Context: SystemsThinking

StaffordBeer said "The Purpose of a System is what it does".

Random thoughts

This collapses a notion of Normativity into a flat plane where there is no gap between wanting and doing.

It's not as sophisticated a notion of function as, say an evolutionary one (ie. the purpose is what helps it survive).

Or even a "normal" one. Ie. function as "normal" not abnormal behaviour. The purpose of the heart is to kill you with heart-attacks?

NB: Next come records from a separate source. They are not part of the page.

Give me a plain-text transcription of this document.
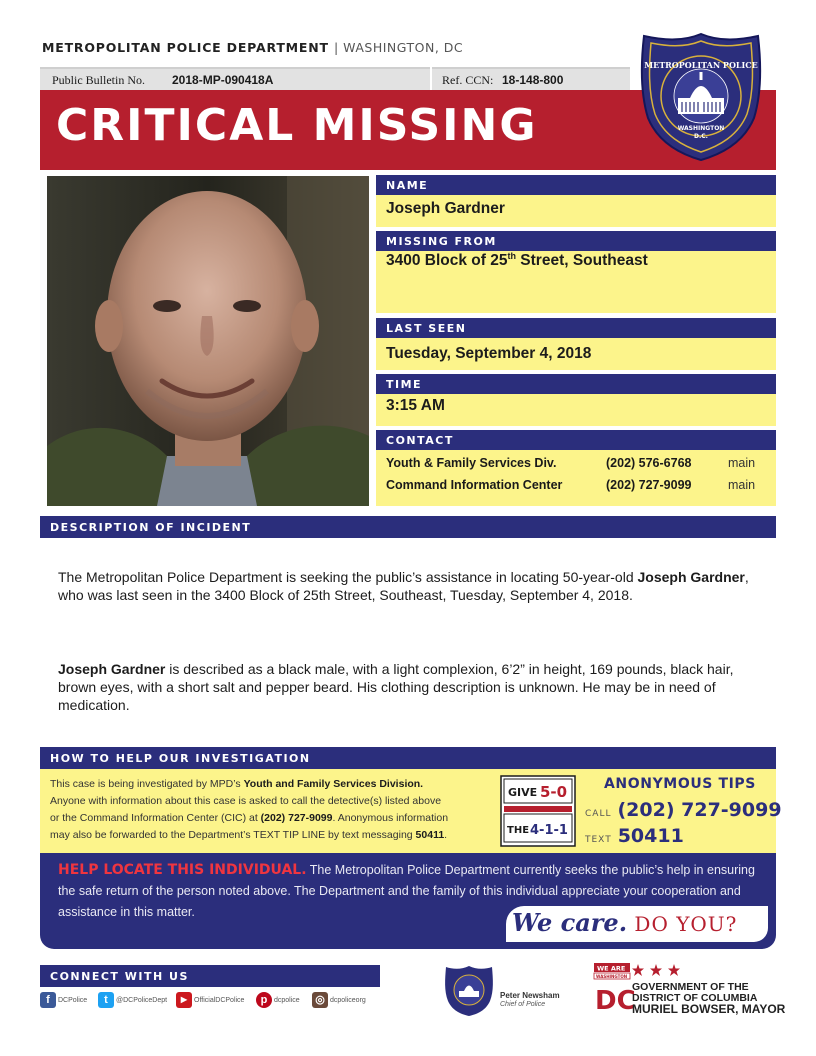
METROPOLITAN POLICE DEPARTMENT | WASHINGTON, DC
Public Bulletin No. 2018-MP-090418A	Ref. CCN: 18-148-800
CRITICAL MISSING
METROPOLITAN POLICE
WASHINGTON
D.C.
NAME
Joseph Gardner
MISSING FROM
3400 Block of 25th Street, Southeast
LAST SEEN
Tuesday, September 4, 2018
TIME
3:15 AM
CONTACT
Youth & Family Services Div.	(202) 576-6768	main
Command Information Center	(202) 727-9099	main
DESCRIPTION OF INCIDENT
The Metropolitan Police Department is seeking the public’s assistance in locating 50-year-old Joseph Gardner, who was last seen in the 3400 Block of 25th Street, Southeast, Tuesday, September 4, 2018.
Joseph Gardner is described as a black male, with a light complexion, 6’2” in height, 169 pounds, black hair, brown eyes, with a short salt and pepper beard. His clothing description is unknown. He may be in need of medication.
HOW TO HELP OUR INVESTIGATION
This case is being investigated by MPD’s Youth and Family Services Division.
Anyone with information about this case is asked to call the detective(s) listed above
or the Command Information Center (CIC) at (202) 727-9099. Anonymous information
may also be forwarded to the Department’s TEXT TIP LINE by text messaging 50411.
GIVE 5-0
THE 4-1-1
ANONYMOUS TIPS
CALL (202) 727-9099
TEXT 50411
HELP LOCATE THIS INDIVIDUAL. The Metropolitan Police Department currently seeks the public’s help in ensuring the safe return of the person noted above. The Department and the family of this individual appreciate your cooperation and assistance in this matter.	We care. DO YOU?
CONNECT WITH US
f DCPolice	t @DCPoliceDept	▶ OfficialDCPolice	p dcpolice ◎ dcpoliceorg
Peter Newsham
Chief of Police
WE ARE
WASHINGTON
DC
GOVERNMENT OF THE
DISTRICT OF COLUMBIA
MURIEL BOWSER, MAYOR
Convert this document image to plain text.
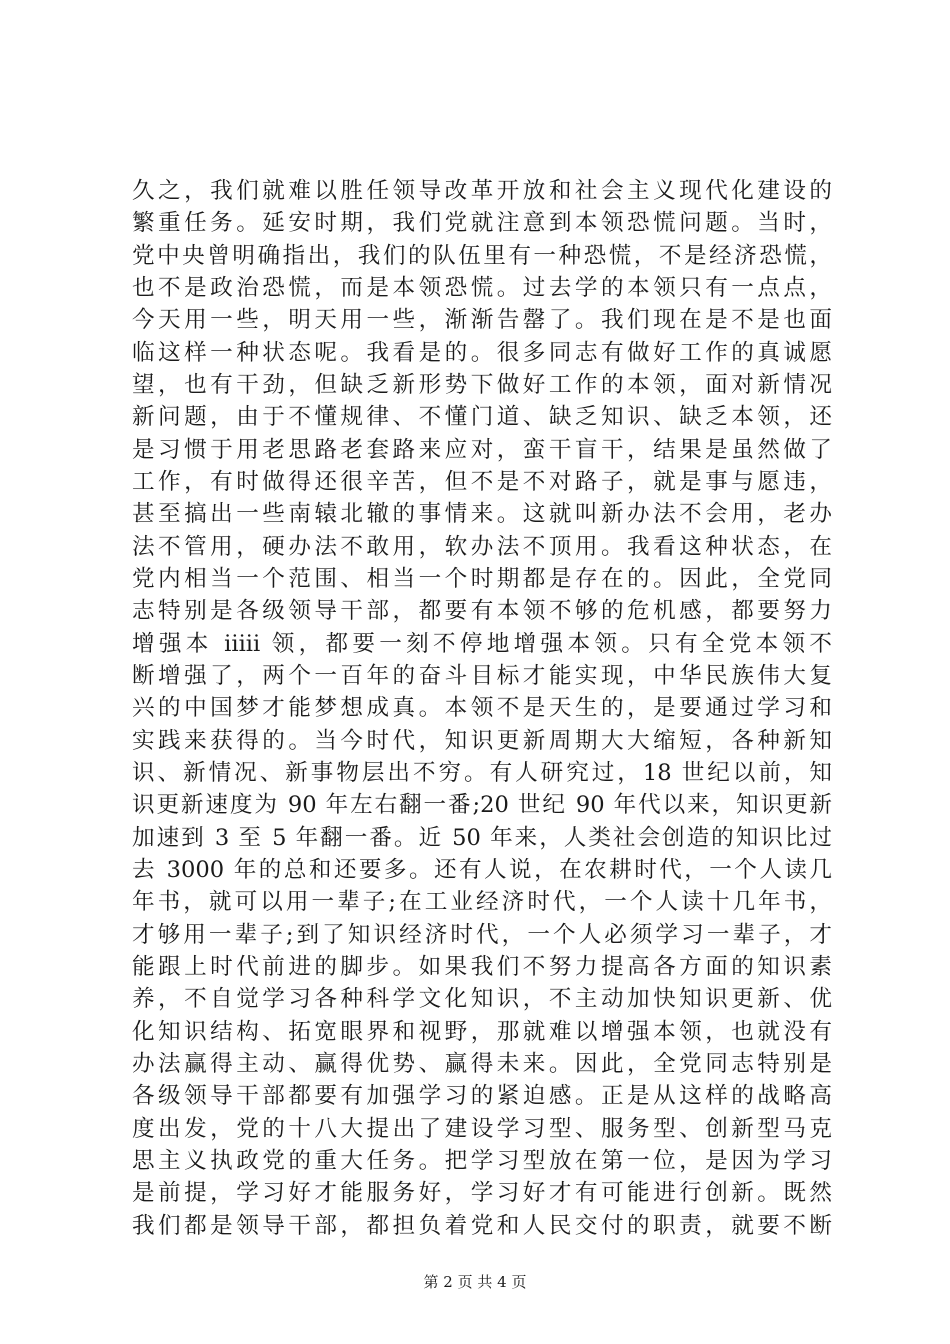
久之，我们就难以胜任领导改革开放和社会主义现代化建设的
繁重任务。延安时期，我们党就注意到本领恐慌问题。当时，
党中央曾明确指出，我们的队伍里有一种恐慌，不是经济恐慌，
也不是政治恐慌，而是本领恐慌。过去学的本领只有一点点，
今天用一些，明天用一些，渐渐告罄了。我们现在是不是也面
临这样一种状态呢。我看是的。很多同志有做好工作的真诚愿
望，也有干劲，但缺乏新形势下做好工作的本领，面对新情况
新问题，由于不懂规律、不懂门道、缺乏知识、缺乏本领，还
是习惯于用老思路老套路来应对，蛮干盲干，结果是虽然做了
工作，有时做得还很辛苦，但不是不对路子，就是事与愿违，
甚至搞出一些南辕北辙的事情来。这就叫新办法不会用，老办
法不管用，硬办法不敢用，软办法不顶用。我看这种状态，在
党内相当一个范围、相当一个时期都是存在的。因此，全党同
志特别是各级领导干部，都要有本领不够的危机感，都要努力
增强本 iiiii 领，都要一刻不停地增强本领。只有全党本领不
断增强了，两个一百年的奋斗目标才能实现，中华民族伟大复
兴的中国梦才能梦想成真。本领不是天生的，是要通过学习和
实践来获得的。当今时代，知识更新周期大大缩短，各种新知
识、新情况、新事物层出不穷。有人研究过，18 世纪以前，知
识更新速度为 90 年左右翻一番;20 世纪 90 年代以来，知识更新
加速到 3 至 5 年翻一番。近 50 年来，人类社会创造的知识比过
去 3000 年的总和还要多。还有人说，在农耕时代，一个人读几
年书，就可以用一辈子;在工业经济时代，一个人读十几年书，
才够用一辈子;到了知识经济时代，一个人必须学习一辈子，才
能跟上时代前进的脚步。如果我们不努力提高各方面的知识素
养，不自觉学习各种科学文化知识，不主动加快知识更新、优
化知识结构、拓宽眼界和视野，那就难以增强本领，也就没有
办法赢得主动、赢得优势、赢得未来。因此，全党同志特别是
各级领导干部都要有加强学习的紧迫感。正是从这样的战略高
度出发，党的十八大提出了建设学习型、服务型、创新型马克
思主义执政党的重大任务。把学习型放在第一位，是因为学习
是前提，学习好才能服务好，学习好才有可能进行创新。既然
我们都是领导干部，都担负着党和人民交付的职责，就要不断
第 2 页 共 4 页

Actually, DanDavies here pulls back from that. No the purpose of a system isn't to do what it might do in abnormal cases. Instead he glosses it as much more about normal behaviour. So the heart's purpose is not to kill you in a heart-attack. But UK Rail system might be to ration demand for rail services to a level consistent with the political support for them.

It's important that this is a heuristic that’s only to be used in the context of something that’s at least potentially [ ViableSystems ]. So, for example, if you have an air conditioning unit that’s emitting black smoke, you can’t say “the purpose of this air conditioning unit is to emit black smoke”, because it’s not an ongoing system that’s going to be allowed to keep doing that. One of the big misconceptions that the POSIWID slogan fosters is that it should always be (but rarely is) mentally expanded to “the purpose of a system is what it systematically does, on an ongoing basis, with the permission of the other systems which form its environment”.

And that last clause about the other systems is really important. Immediately after coining the POSIWID phrase in Diagnosing the System, Beer emphasises that the “purpose” of the system you are analysing is always going to be a compromise with other systems in which it is embedded.

So, for example, a (kind and clever) reviewer of my book applied the principle to his train journey and concluded that “the purpose of the [British] rail network is to disincentivise people from making train journeys”. Is he right?

https://backofmind.substack.com/p/the-purpose-of-a-system-is-you-cant

(I also note how this example Davies gives : "it’s not an ongoing system that’s going to be allowed to keep doing that" is (perhaps unsurprisingly) close to ChristopherAlexander's notions of pattern and AntiPatterns.)

BrianEno once said "honour your error as a hidden intention".

This is the tautology at the root of, particularly AustrianEconomics, but really all politicized economics, that asserts markets best match human desires because whatever the human did in the market was what they wanted to do.